Um die veränderte Rate an Alkoholkranken in Ostdeutschland nach 1989 deuten zu können, was auch verlangt, nicht nur die manifesten Formen des Missbrauchs in den Blick zu nehmen, zieht der Verfasser im ersten Teil seines Buches Durkheims Studie zu den unterschiedlichen Selbstmordraten bei Katholiken und Protestanten als Interpretationsfolie heran. Hier untersucht er nach eigener Aussage die ‚Makro-Ebene‘ gesellschaftlicher Entwicklung. Suizidalität in Deutschland wird dabei thematisiert und im Anhang für die Jahre 1988 bis 1997 detailliert dokumentiert.

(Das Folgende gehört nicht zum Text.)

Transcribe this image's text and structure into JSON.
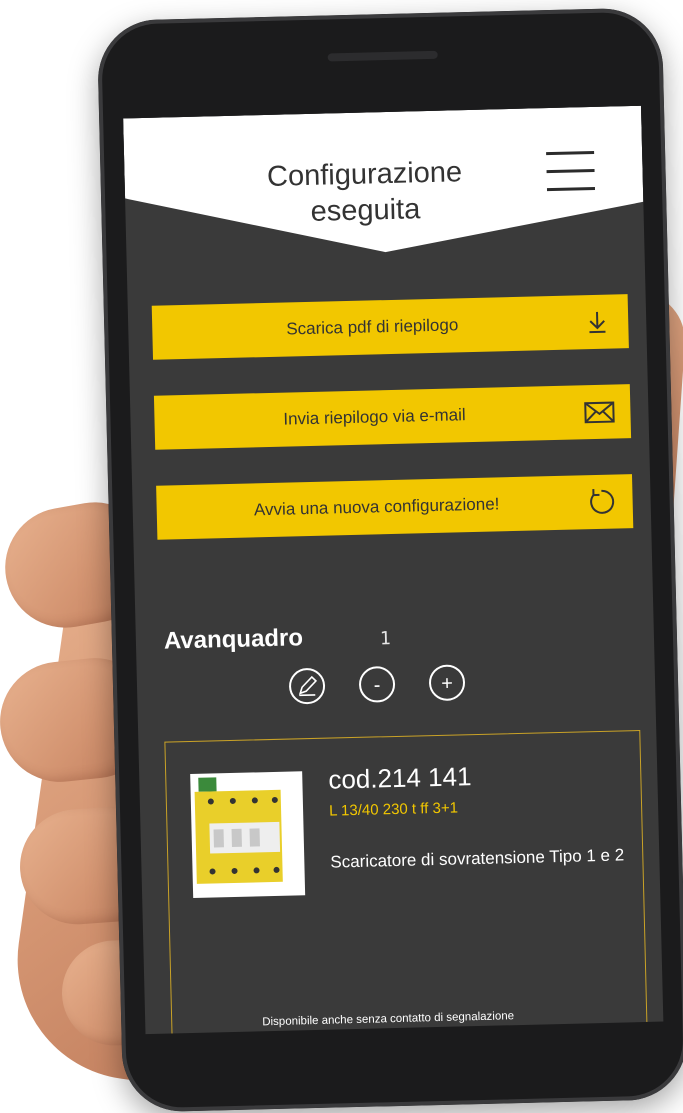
{
  "header": {
    "title": "Configurazione eseguita",
    "menu_icon": "hamburger-menu-icon"
  },
  "actions": [
    {
      "label": "Scarica pdf di riepilogo",
      "icon": "download-icon"
    },
    {
      "label": "Invia riepilogo via e-mail",
      "icon": "mail-icon"
    },
    {
      "label": "Avvia una nuova configurazione!",
      "icon": "refresh-icon"
    }
  ],
  "section": {
    "title": "Avanquadro",
    "count": "1",
    "controls": {
      "edit_icon": "pencil-icon",
      "minus": "-",
      "plus": "+"
    }
  },
  "product": {
    "code": "cod.214 141",
    "model": "L 13/40 230 t ff 3+1",
    "description": "Scaricatore di sovratensione Tipo 1 e 2",
    "note": "Disponibile anche senza contatto di segnalazione"
  },
  "colors": {
    "accent": "#f2c700",
    "screen_bg": "#3a3a3a",
    "header_bg": "#ffffff"
  }
}
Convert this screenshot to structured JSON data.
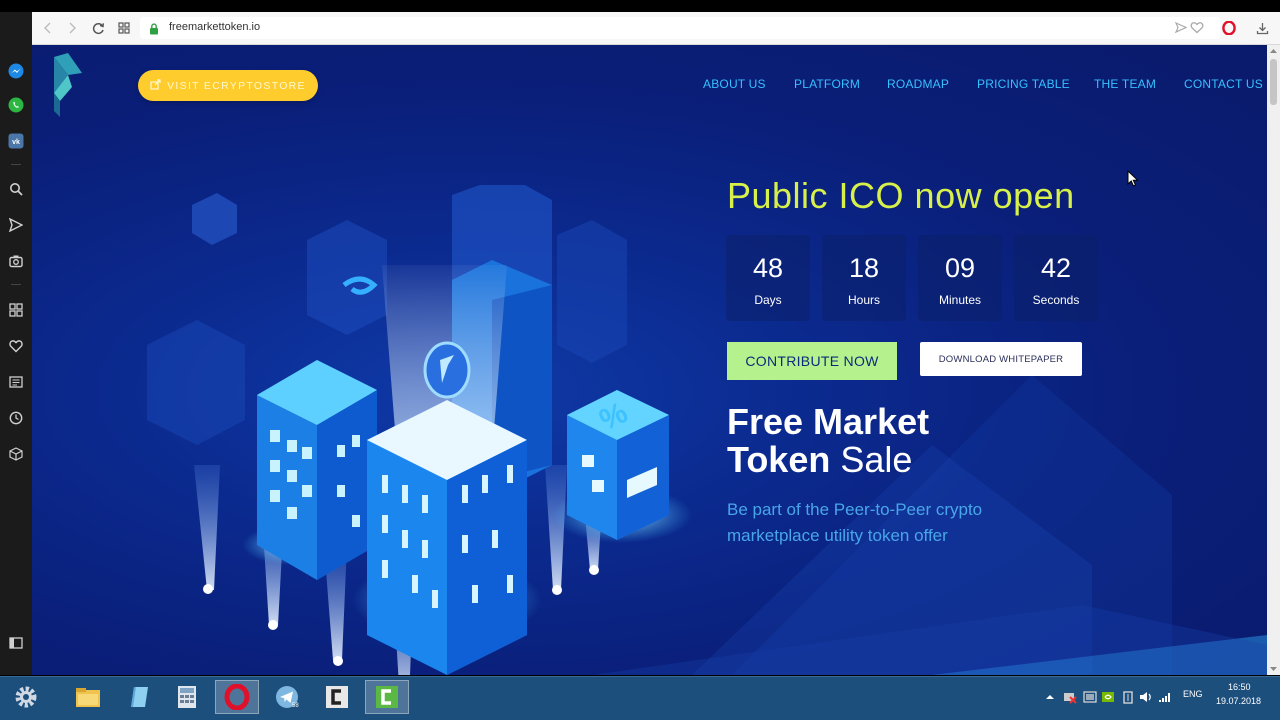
{
  "browser": {
    "url": "freemarkettoken.io"
  },
  "header": {
    "visit_button": "VISIT ECRYPTOSTORE",
    "nav": [
      "ABOUT US",
      "PLATFORM",
      "ROADMAP",
      "PRICING TABLE",
      "THE TEAM",
      "CONTACT US"
    ]
  },
  "hero": {
    "ico_title": "Public ICO now open",
    "countdown": [
      {
        "value": "48",
        "label": "Days"
      },
      {
        "value": "18",
        "label": "Hours"
      },
      {
        "value": "09",
        "label": "Minutes"
      },
      {
        "value": "42",
        "label": "Seconds"
      }
    ],
    "contribute_button": "CONTRIBUTE NOW",
    "whitepaper_button": "DOWNLOAD WHITEPAPER",
    "sale_title_bold": "Free Market",
    "sale_title_line2_bold": "Token",
    "sale_title_line2_thin": "Sale",
    "subtitle": "Be part of the Peer-to-Peer crypto marketplace utility token offer"
  },
  "taskbar": {
    "language": "ENG",
    "time": "16:50",
    "date": "19.07.2018"
  },
  "colors": {
    "page_bg": "#0a1f7a",
    "nav_link": "#35c0ff",
    "ico_title": "#d8f04a",
    "visit_button": "#ffcc2e",
    "contribute_button": "#b5f28d",
    "subtitle": "#48a6e8"
  }
}
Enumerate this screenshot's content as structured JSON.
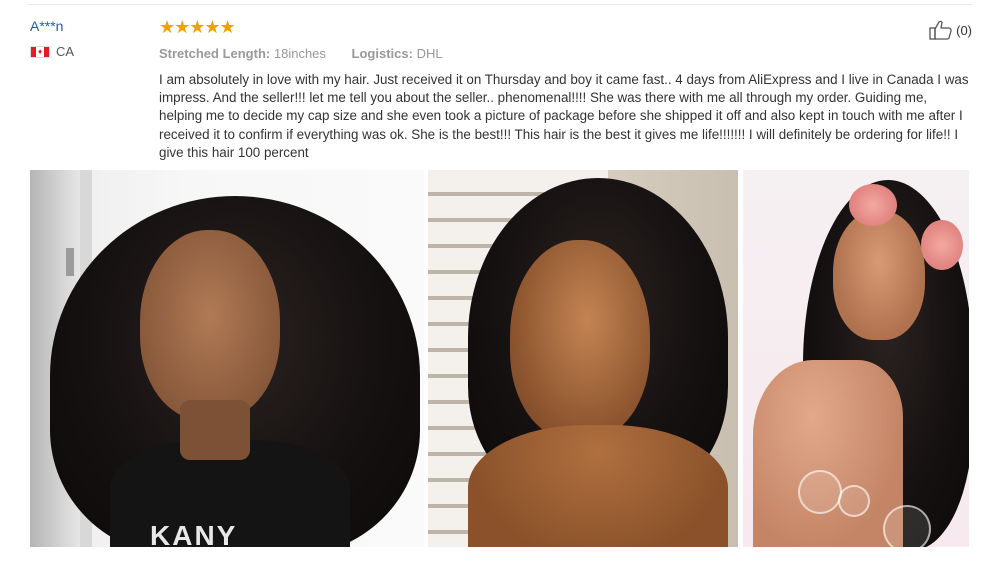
{
  "review": {
    "reviewer": {
      "name": "A***n",
      "country_code": "CA",
      "flag": "canada-flag"
    },
    "rating": {
      "stars": 5,
      "max": 5,
      "display": "★★★★★"
    },
    "meta": {
      "length_label": "Stretched Length:",
      "length_value": "18inches",
      "logistics_label": "Logistics:",
      "logistics_value": "DHL"
    },
    "text": "I am absolutely in love with my hair. Just received it on Thursday and boy it came fast.. 4 days from AliExpress and I live in Canada I was impress. And the seller!!! let me tell you about the seller.. phenomenal!!!! She was there with me all through my order. Guiding me, helping me to decide my cap size and she even took a picture of package before she shipped it off and also kept in touch with me after I received it to confirm if everything was ok. She is the best!!! This hair is the best it gives me life!!!!!!! I will definitely be ordering for life!! I give this hair 100 percent",
    "helpful": {
      "count_label": "(0)",
      "icon": "thumbs-up-icon"
    }
  },
  "photos": {
    "shirt_text": "KANY",
    "colors": {
      "star": "#f2a100",
      "name": "#1a5fb4"
    }
  }
}
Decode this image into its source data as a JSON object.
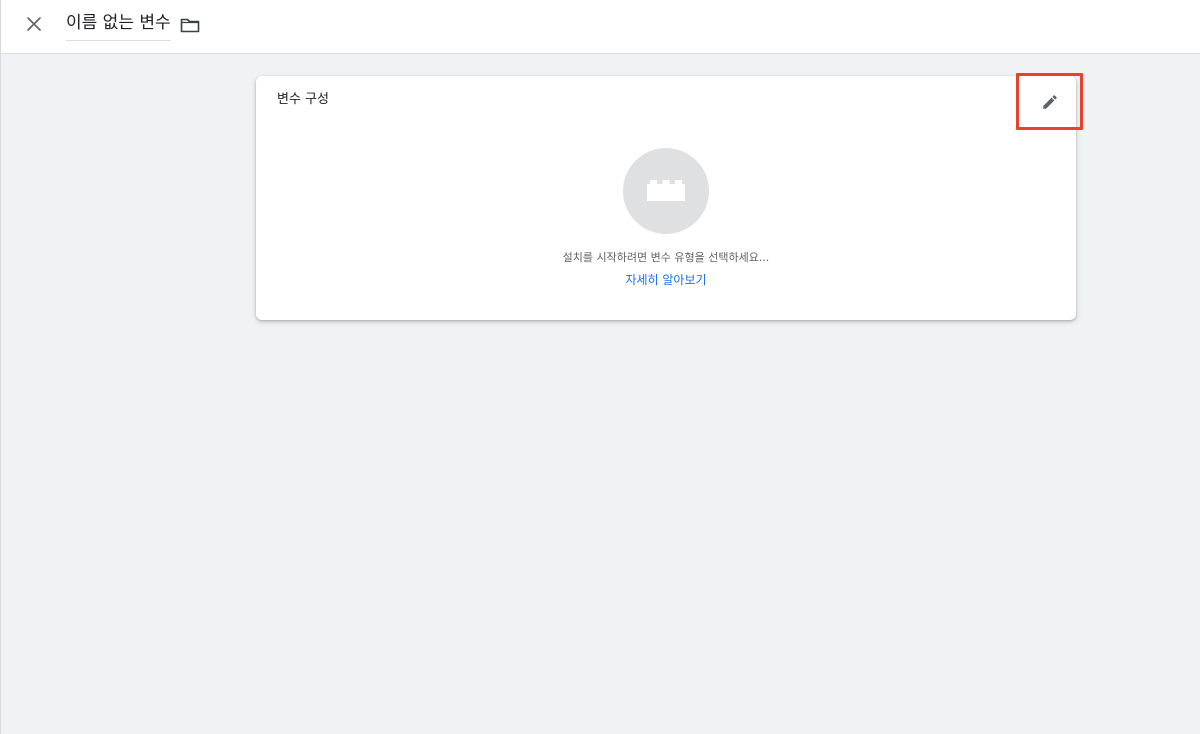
{
  "header": {
    "title": "이름 없는 변수",
    "close_icon": "close-icon",
    "folder_icon": "folder-icon"
  },
  "card": {
    "title": "변수 구성",
    "edit_icon": "pencil-icon",
    "placeholder_icon": "building-block-icon",
    "hint": "설치를 시작하려면 변수 유형을 선택하세요...",
    "learn_more": "자세히 알아보기"
  },
  "colors": {
    "background": "#f1f2f4",
    "card": "#ffffff",
    "highlight_border": "#e8412d",
    "link": "#1a73e8",
    "placeholder_circle": "#dfe0e2"
  }
}
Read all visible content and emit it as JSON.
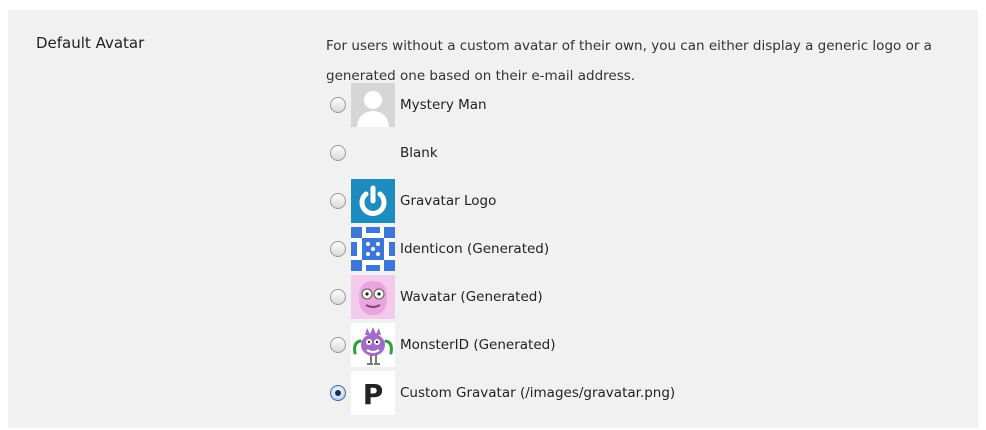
{
  "setting": {
    "label": "Default Avatar",
    "description": "For users without a custom avatar of their own, you can either display a generic logo or a generated one based on their e-mail address."
  },
  "options": [
    {
      "label": "Mystery Man",
      "icon": "mystery-man-icon",
      "checked": false
    },
    {
      "label": "Blank",
      "icon": "blank-icon",
      "checked": false
    },
    {
      "label": "Gravatar Logo",
      "icon": "gravatar-logo-icon",
      "checked": false
    },
    {
      "label": "Identicon (Generated)",
      "icon": "identicon-icon",
      "checked": false
    },
    {
      "label": "Wavatar (Generated)",
      "icon": "wavatar-icon",
      "checked": false
    },
    {
      "label": "MonsterID (Generated)",
      "icon": "monsterid-icon",
      "checked": false
    },
    {
      "label": "Custom Gravatar (/images/gravatar.png)",
      "icon": "custom-p-icon",
      "checked": true
    }
  ],
  "colors": {
    "panel_bg": "#f1f1f1",
    "gravatar_blue": "#1e8cbe",
    "identicon_blue": "#3c78d8",
    "wavatar_pink": "#e9a6dd",
    "monster_purple": "#a26bc7"
  }
}
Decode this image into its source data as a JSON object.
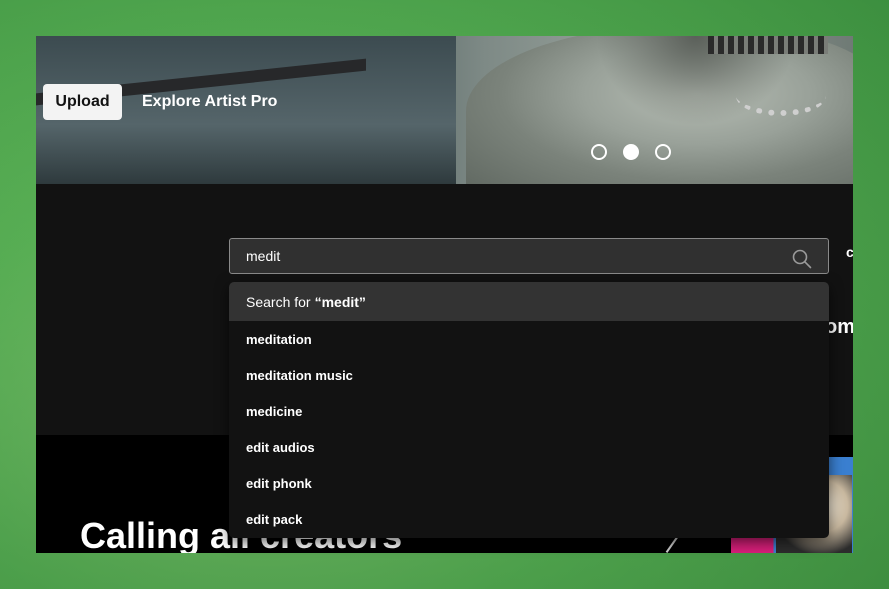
{
  "hero": {
    "upload_label": "Upload",
    "explore_label": "Explore Artist Pro",
    "carousel_dots": 3,
    "carousel_active_index": 1
  },
  "search": {
    "value": "medit",
    "suggestion_prefix": "Search for",
    "suggestion_query": "“medit”",
    "suggestions": [
      "meditation",
      "meditation music",
      "medicine",
      "edit audios",
      "edit phonk",
      "edit pack"
    ]
  },
  "clipped_right": {
    "text_a": "c",
    "text_b": "om"
  },
  "promo": {
    "title": "Calling all creators"
  },
  "colors": {
    "frame_green": "#5fb85a",
    "page_bg": "#121212",
    "dropdown_header_bg": "#333333",
    "input_bg": "#303030"
  },
  "icons": {
    "search": "search-icon"
  }
}
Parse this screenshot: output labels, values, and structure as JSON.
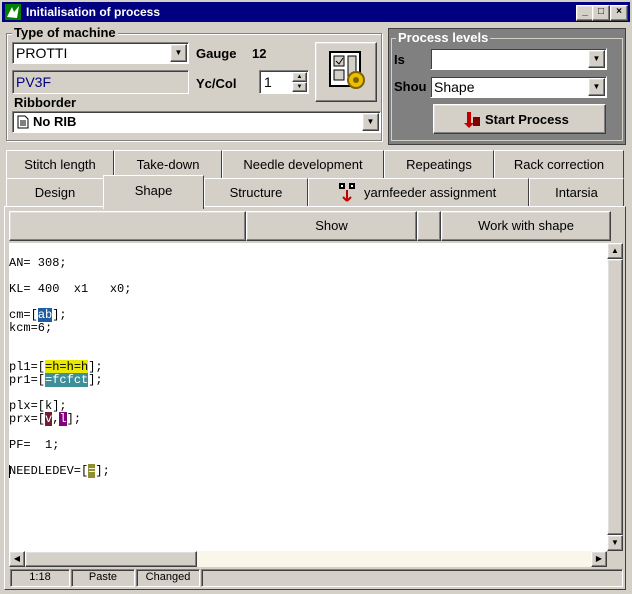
{
  "window": {
    "title": "Initialisation of process"
  },
  "machine": {
    "group_label": "Type of machine",
    "type_value": "PROTTI",
    "model": "PV3F",
    "gauge_label": "Gauge",
    "gauge_value": "12",
    "yccol_label": "Yc/Col",
    "yccol_value": "1",
    "ribborder_label": "Ribborder",
    "ribborder_value": "No RIB"
  },
  "process_levels": {
    "group_label": "Process levels",
    "is_label": "Is",
    "is_value": "",
    "shou_label": "Shou",
    "shou_value": "Shape",
    "start_label": "Start Process"
  },
  "tabs_row1": [
    "Stitch length",
    "Take-down",
    "Needle development",
    "Repeatings",
    "Rack correction"
  ],
  "tabs_row2": [
    "Design",
    "Shape",
    "Structure",
    "yarnfeeder assignment",
    "Intarsia"
  ],
  "active_tab": "Shape",
  "toolbar": {
    "show_label": "Show",
    "work_label": "Work with shape"
  },
  "code": {
    "an": "AN= 308;",
    "kl": "KL= 400  x1   x0;",
    "cm_pre": "cm=[",
    "cm_hl": "ab",
    "cm_post": "];",
    "kcm": "kcm=6;",
    "pl1_pre": "pl1=[",
    "pl1_hl": "=h=h=h",
    "pl1_post": "];",
    "pr1_pre": "pr1=[",
    "pr1_hl": "=fcfct",
    "pr1_post": "];",
    "plx": "plx=[k];",
    "prx_pre": "prx=[",
    "prx_hl1": "v",
    "prx_mid": ",",
    "prx_hl2": "l",
    "prx_post": "];",
    "pf": "PF=  1;",
    "nd_pre": "NEEDLEDEV=[",
    "nd_hl": "=",
    "nd_post": "];"
  },
  "status": {
    "position": "1:18",
    "mode": "Paste",
    "state": "Changed"
  },
  "icons": [
    "process-logo-icon",
    "machine-setup-icon",
    "yarnfeeder-icon",
    "start-process-icon",
    "document-icon"
  ]
}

Im zweiten Teil des Buch wendet er sich der so genannten ‚Meso-Ebene‘ zu, wobei er die ambulanten Einrichtungen der Suchtkrankenhilfe als Anlaufstellen für Betroffene dahin gehend untersucht, ob sie mehr den Charakter von Institutionen haben oder sozialen Gruppen, ob und wie sie unter organisationssoziologischen Blickwinkel zu fassen sind oder aber das Konzept der ‚sozialen Hybriden‘ ihre Funktionsweise nicht nur erklärt, sondern auch für erfolgreiche Beratung angezeigt ist.

Inhalt

Unter dem Titel, „Statt eines Vorworts: Der Forschungsbericht“, was wohl als einleitende Informationen des Verfassers zu verstehen ist, beginnt Tasseit mit dem „Entdeckungszusammenhang“, womit er kurzen Einblick in die Entstehungsgeschichte seines Werkes gibt, um mit einem Methodenkapitel fortzufahren, worauf ein kurzer Einblick in seine Forschungsziel folgt und in die Abschnitte seiner beiden Kapitel, um im Anschluss daran die Begriffe Sozialstruktur, Sucht und Abhängigkeit sowie Missbrauch zu klären, was durch die Definition von Alkoholismus als Krankheit abgerundet wird.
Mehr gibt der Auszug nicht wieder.